From analyzing large data sets — or big data — we know that our planet lost the equivalent of 40 football fields per minute last year in tree cover. Big data can a help us tackle the problem, for example by locating harmful emissions or identifying pressure points along the supply chain.
When California Governor Jerry Brown announced in September that the US state would be launching “its own damn satellite” to monitor the effects of climate change, his promise was bold. California is taking local action to a global problem in the absence of federal leadership. The state will develop and eventually launch a satellite capable of detecting the “point source” of climate pollutants, monitoring leaks and other anomalies at specific locations.

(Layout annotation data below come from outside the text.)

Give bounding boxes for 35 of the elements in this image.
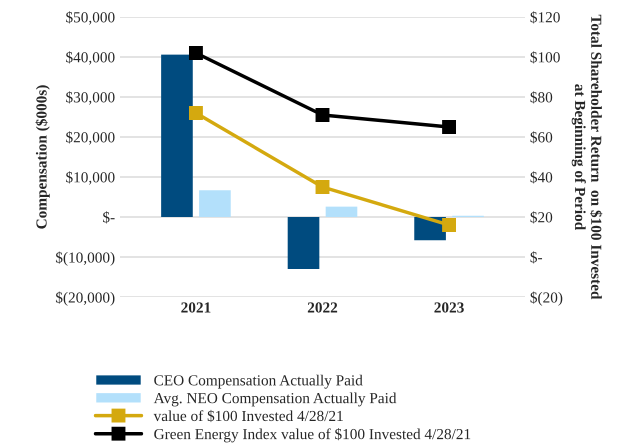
bar (161, 54, 193, 217)
y2-axis-title: Total Shareholder Return on $100 Invested at Beginning of Period (572, 14, 602, 300)
legend-label: Green Energy Index value of $100 Invested 4/28/21 (154, 428, 470, 442)
point (316, 108, 330, 122)
y2-tick-label: $100 (530, 51, 560, 64)
y2-tick-label: $(20) (530, 291, 562, 306)
point (188, 46, 203, 60)
point (316, 180, 330, 194)
y-tick-label: $(20,000) (56, 291, 114, 306)
legend-label: CEO Compensation Actually Paid (154, 374, 363, 389)
y-tick-label: $30,000 (66, 91, 115, 105)
point (442, 120, 456, 134)
bar (326, 206, 358, 217)
point (188, 106, 203, 120)
y-tick-label: $10,000 (66, 171, 115, 185)
y-tick-label: $(10,000) (56, 251, 114, 266)
x-tick-label: 2022 (308, 302, 338, 313)
legend-label: value of $100 Invested 4/28/21 (154, 410, 343, 422)
y-tick-label: $20,000 (66, 131, 115, 145)
bar (199, 190, 231, 217)
y2-tick-label: $80 (530, 91, 552, 104)
x-tick-label: 2023 (434, 302, 464, 313)
y2-tick-label: $20 (530, 211, 552, 224)
y2-tick-label: $- (530, 251, 542, 264)
y2-tick-label: $40 (530, 171, 552, 184)
y2-tick-label: $120 (530, 11, 560, 24)
y-tick-label: $- (103, 211, 115, 224)
y-axis-title: Compensation ($000s) (35, 85, 50, 229)
x-tick-label: 2021 (181, 302, 210, 313)
legend-label: Avg. NEO Compensation Actually Paid (154, 392, 396, 406)
point (442, 218, 456, 232)
y-tick-label: $50,000 (66, 11, 115, 25)
bar (288, 217, 320, 269)
y-tick-label: $40,000 (66, 51, 115, 65)
y2-tick-label: $60 (530, 131, 552, 144)
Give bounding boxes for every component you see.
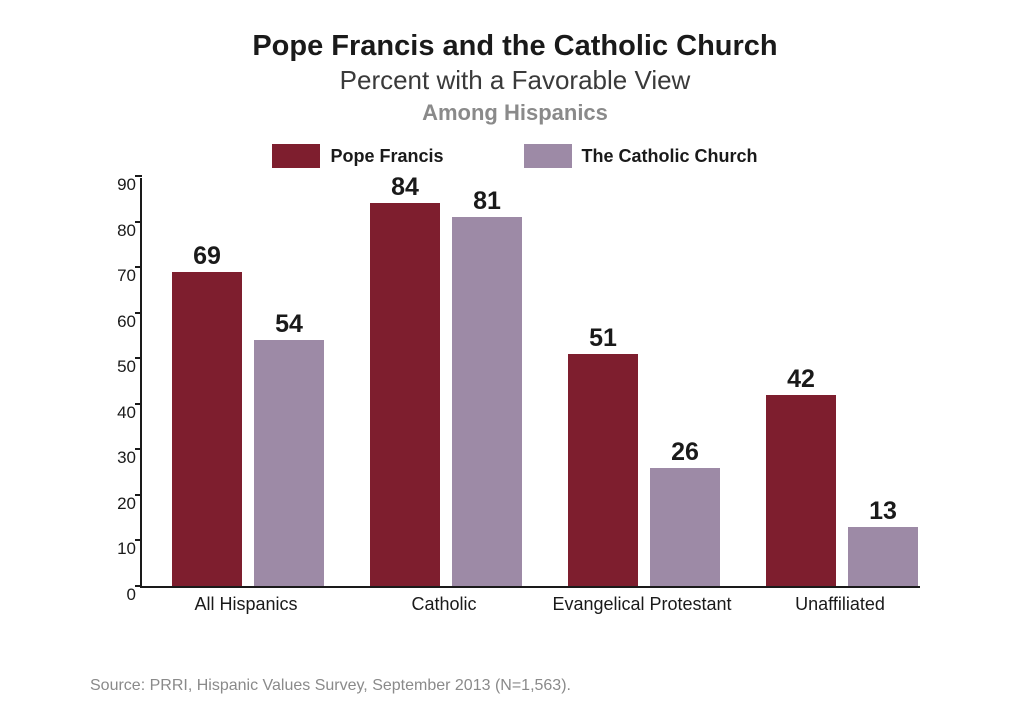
bar: 13 [848,527,918,586]
titles: Pope Francis and the Catholic Church Per… [90,30,940,126]
bar-value-label: 81 [473,187,501,216]
y-tick-label: 50 [102,357,136,377]
chart-subtitle: Percent with a Favorable View [90,65,940,96]
y-tick-mark [135,357,142,359]
bar: 42 [766,395,836,586]
y-tick-label: 90 [102,175,136,195]
bar-value-label: 84 [391,173,419,202]
chart-container: Pope Francis and the Catholic Church Per… [90,30,940,618]
y-tick-mark [135,312,142,314]
x-axis-labels: All Hispanics Catholic Evangelical Protest… [140,588,920,618]
y-tick-label: 10 [102,539,136,559]
bar-value-label: 51 [589,324,617,353]
y-tick-mark [135,539,142,541]
legend-swatch [524,144,572,168]
chart-subgroup: Among Hispanics [90,100,940,126]
legend-label: Pope Francis [330,146,443,167]
bar: 69 [172,272,242,586]
y-tick-mark [135,221,142,223]
bar-value-label: 42 [787,365,815,394]
y-tick-mark [135,448,142,450]
bar: 54 [254,340,324,586]
y-tick-mark [135,175,142,177]
y-tick-mark [135,494,142,496]
legend-swatch [272,144,320,168]
legend-item: The Catholic Church [524,144,758,168]
y-tick-mark [135,266,142,268]
bar: 51 [568,354,638,586]
y-tick-label: 80 [102,221,136,241]
x-category-label: Unaffiliated [795,594,885,615]
bars-layer: 6954848151264213 [142,178,920,586]
bar: 81 [452,217,522,586]
y-tick-label: 70 [102,266,136,286]
bar-value-label: 13 [869,497,897,526]
y-tick-mark [135,403,142,405]
bar-value-label: 54 [275,310,303,339]
bar: 26 [650,468,720,586]
legend: Pope Francis The Catholic Church [90,144,940,168]
legend-label: The Catholic Church [582,146,758,167]
bar-value-label: 69 [193,242,221,271]
y-tick-label: 30 [102,448,136,468]
y-tick-mark [135,585,142,587]
y-tick-label: 40 [102,403,136,423]
chart-title: Pope Francis and the Catholic Church [90,30,940,63]
y-tick-label: 0 [102,585,136,605]
plot: 6954848151264213 0102030405060708090 All… [140,178,940,618]
x-category-label: Catholic [411,594,476,615]
x-category-label: Evangelical Protestant [552,594,731,615]
x-category-label: All Hispanics [194,594,297,615]
legend-item: Pope Francis [272,144,443,168]
plot-area: 6954848151264213 0102030405060708090 [140,178,920,588]
y-tick-label: 20 [102,494,136,514]
bar: 84 [370,203,440,586]
bar-value-label: 26 [671,438,699,467]
source-text: Source: PRRI, Hispanic Values Survey, Se… [90,677,571,695]
y-tick-label: 60 [102,312,136,332]
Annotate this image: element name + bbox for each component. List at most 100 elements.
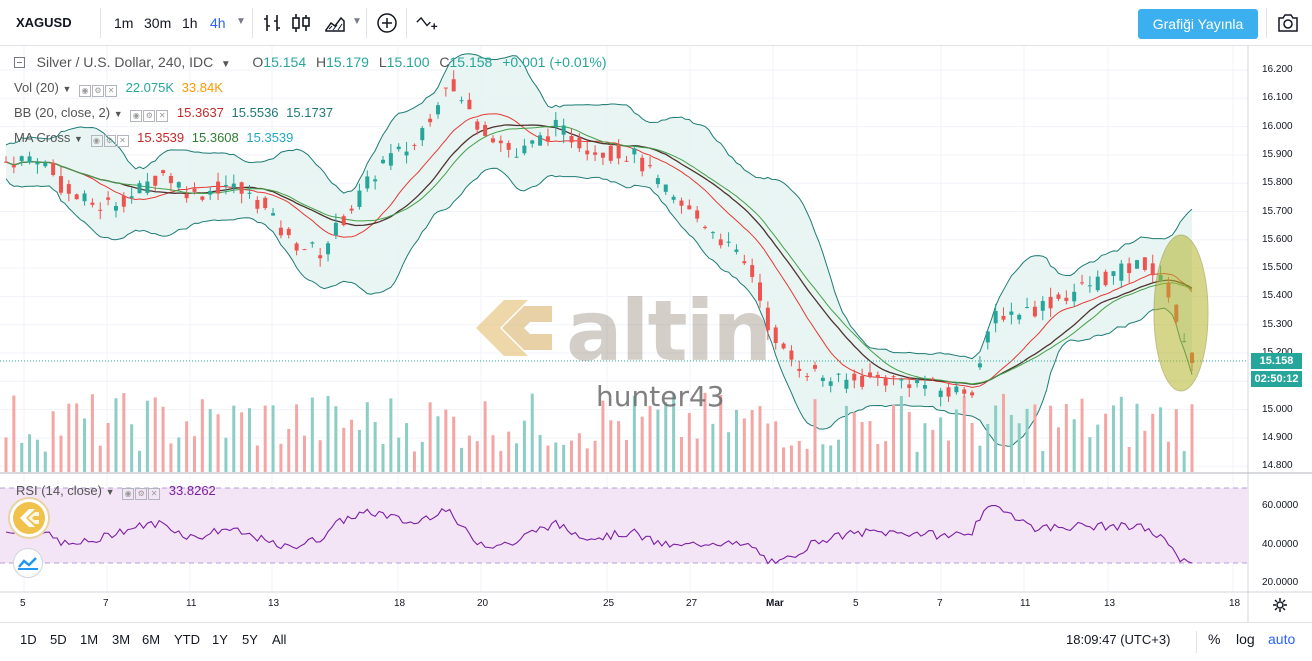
volume-legend[interactable]: Vol (20) ▼ ◉ ⚙ ✕ 22.075K 33.84K xyxy=(14,80,223,97)
timezone-clock[interactable]: 18:09:47 (UTC+3) xyxy=(1066,632,1171,647)
range-6m[interactable]: 6M xyxy=(142,632,161,647)
date-tick-label: Mar xyxy=(766,598,784,609)
symbol-search[interactable]: XAGUSD xyxy=(16,15,72,30)
range-1d[interactable]: 1D xyxy=(20,632,37,647)
camera-icon[interactable] xyxy=(1276,12,1300,34)
candle-body xyxy=(561,125,566,135)
price-chart[interactable] xyxy=(0,46,1312,622)
rsi-band-fill xyxy=(0,488,1248,563)
percent-scale-toggle[interactable]: % xyxy=(1208,631,1221,647)
altin-badge-icon[interactable] xyxy=(8,497,50,539)
gear-icon[interactable]: ⚙ xyxy=(135,487,148,500)
volume-bar xyxy=(570,440,574,472)
volume-bar xyxy=(460,447,464,472)
volume-bar xyxy=(373,421,377,472)
collapse-legend-icon[interactable] xyxy=(14,57,25,68)
gear-icon[interactable]: ⚙ xyxy=(91,84,104,97)
volume-bar xyxy=(405,423,409,472)
close-icon[interactable]: ✕ xyxy=(148,487,161,500)
close-icon[interactable]: ✕ xyxy=(156,109,169,122)
volume-bar xyxy=(656,409,660,472)
bar-chart-style-icon[interactable] xyxy=(262,12,284,34)
indicator-controls[interactable]: ◉ ⚙ ✕ xyxy=(78,81,118,97)
log-scale-toggle[interactable]: log xyxy=(1236,631,1255,647)
eye-icon[interactable]: ◉ xyxy=(78,84,91,97)
indicator-controls[interactable]: ◉ ⚙ ✕ xyxy=(122,484,161,500)
candle-body xyxy=(231,183,236,188)
ma-cross-legend[interactable]: MA Cross ▼ ◉ ⚙ ✕ 15.3539 15.3608 15.3539 xyxy=(14,130,294,147)
toolbar-divider xyxy=(366,8,367,38)
indicator-controls[interactable]: ◉ ⚙ ✕ xyxy=(130,106,169,122)
gear-icon[interactable]: ⚙ xyxy=(103,134,116,147)
series-menu-chevron-icon[interactable]: ▼ xyxy=(220,59,231,70)
volume-bar xyxy=(318,440,322,472)
ma-slow-value: 15.3608 xyxy=(191,130,239,145)
volume-bar xyxy=(475,441,479,472)
candle-body xyxy=(1056,294,1061,299)
eye-icon[interactable]: ◉ xyxy=(130,109,143,122)
range-all[interactable]: All xyxy=(272,632,287,647)
candle-body xyxy=(74,194,79,200)
volume-bar xyxy=(892,404,896,472)
eye-icon[interactable]: ◉ xyxy=(122,487,135,500)
range-3m[interactable]: 3M xyxy=(112,632,131,647)
candle-body xyxy=(200,196,205,200)
bollinger-legend[interactable]: BB (20, close, 2) ▼ ◉ ⚙ ✕ 15.3637 15.5536 … xyxy=(14,105,334,122)
price-tick-label: 15.800 xyxy=(1262,177,1293,189)
candle-body xyxy=(632,148,637,155)
volume-bar xyxy=(609,420,613,472)
range-5y[interactable]: 5Y xyxy=(242,632,258,647)
date-tick-label: 13 xyxy=(268,598,280,609)
candle-body xyxy=(1135,260,1140,269)
volume-bar xyxy=(428,402,432,472)
add-indicator-icon[interactable] xyxy=(376,12,398,34)
timeframe-1h[interactable]: 1h xyxy=(182,15,198,31)
candle-body xyxy=(286,228,291,236)
timeframe-1m[interactable]: 1m xyxy=(114,15,134,31)
volume-bar xyxy=(1135,403,1139,472)
tradingview-logo-icon[interactable] xyxy=(13,548,43,578)
volume-bar xyxy=(648,406,652,472)
indicator-controls[interactable]: ◉ ⚙ ✕ xyxy=(90,131,130,147)
volume-bar xyxy=(766,423,770,472)
candle-body xyxy=(765,307,770,331)
volume-bar xyxy=(90,394,94,472)
candle-body xyxy=(271,213,276,216)
timeframe-dropdown-icon[interactable]: ▼ xyxy=(236,16,246,27)
area-chart-style-icon[interactable] xyxy=(324,12,346,34)
volume-bar xyxy=(302,435,306,472)
close-icon[interactable]: ✕ xyxy=(116,134,129,147)
auto-scale-toggle[interactable]: auto xyxy=(1268,631,1296,647)
date-tick-label: 18 xyxy=(1229,598,1241,609)
gear-icon[interactable]: ⚙ xyxy=(143,109,156,122)
price-tick-label: 15.900 xyxy=(1262,148,1293,160)
range-ytd[interactable]: YTD xyxy=(174,632,200,647)
volume-bar xyxy=(593,440,597,472)
candle-body xyxy=(616,144,621,159)
candle-chart-style-icon[interactable] xyxy=(290,12,312,34)
compare-symbol-icon[interactable] xyxy=(416,12,438,34)
ma-cross-value: 15.3539 xyxy=(246,130,294,145)
candle-body xyxy=(176,182,181,188)
chart-style-dropdown-icon[interactable]: ▼ xyxy=(352,16,362,27)
toolbar-divider xyxy=(252,8,253,38)
range-1m[interactable]: 1M xyxy=(80,632,99,647)
close-icon[interactable]: ✕ xyxy=(104,84,117,97)
chart-settings-gear-icon[interactable] xyxy=(1272,597,1288,613)
range-5d[interactable]: 5D xyxy=(50,632,67,647)
range-1y[interactable]: 1Y xyxy=(212,632,228,647)
eye-icon[interactable]: ◉ xyxy=(90,134,103,147)
candle-body xyxy=(867,372,872,377)
publish-chart-button[interactable]: Grafiği Yayınla xyxy=(1138,9,1258,39)
timeframe-4h[interactable]: 4h xyxy=(210,15,226,31)
volume-bar xyxy=(153,397,157,472)
timeframe-30m[interactable]: 30m xyxy=(144,15,172,31)
candle-body xyxy=(852,373,857,381)
candle-body xyxy=(930,378,935,380)
candle-body xyxy=(522,145,527,154)
ohlc-values: O15.154 H15.179 L15.100 C15.158 +0.001 (… xyxy=(252,54,607,70)
date-tick-label: 25 xyxy=(603,598,615,609)
volume-bar xyxy=(193,436,197,472)
rsi-legend[interactable]: RSI (14, close) ▼ ◉ ⚙ ✕ 33.8262 xyxy=(16,483,216,500)
volume-bar xyxy=(1017,423,1021,472)
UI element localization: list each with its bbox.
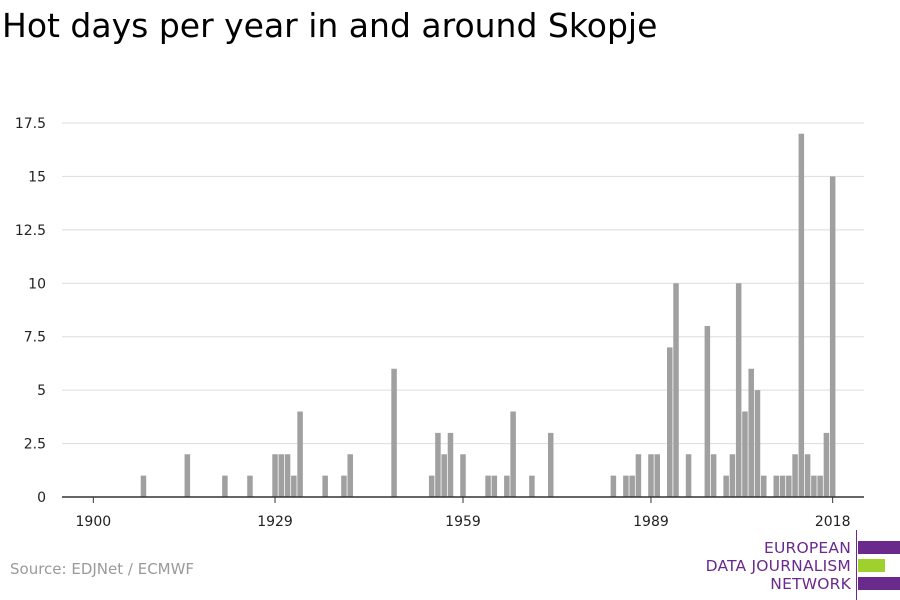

The satellite, an initiative of the California Air Resources Board, will complement project partner Environmental Defense Fund’s MethaneSAT, scheduled for launch in 2021. The latter will provide broader, more frequent coverage, quantifying emissions from oil and gas fields producing at least 80% of global output roughly every four days.Combining data captured via satellite imagery and artificial intelligence to monitor forests and land use to provide the ‘where, why, when and who’.
Another example is the Trase platform, which connects independent data sources to reveal the trade flows for commodities such as beef, soy and palm oil which are responsible for an estimated two thirds of tropical deforestation. Using existing data such as customs records and trade contracts, tax registration data, production data and shipping data, Trase pieces together a bigger picture of how exports are linked to agricultural conditions in the places where they are produced.
Most recently, US climate change think tank Woods Hole Research Center is using a satellite-based tool to create a new global carbon monitoring map. The approach is “poised to transform how the world measures and tracks changes in forest carbon”.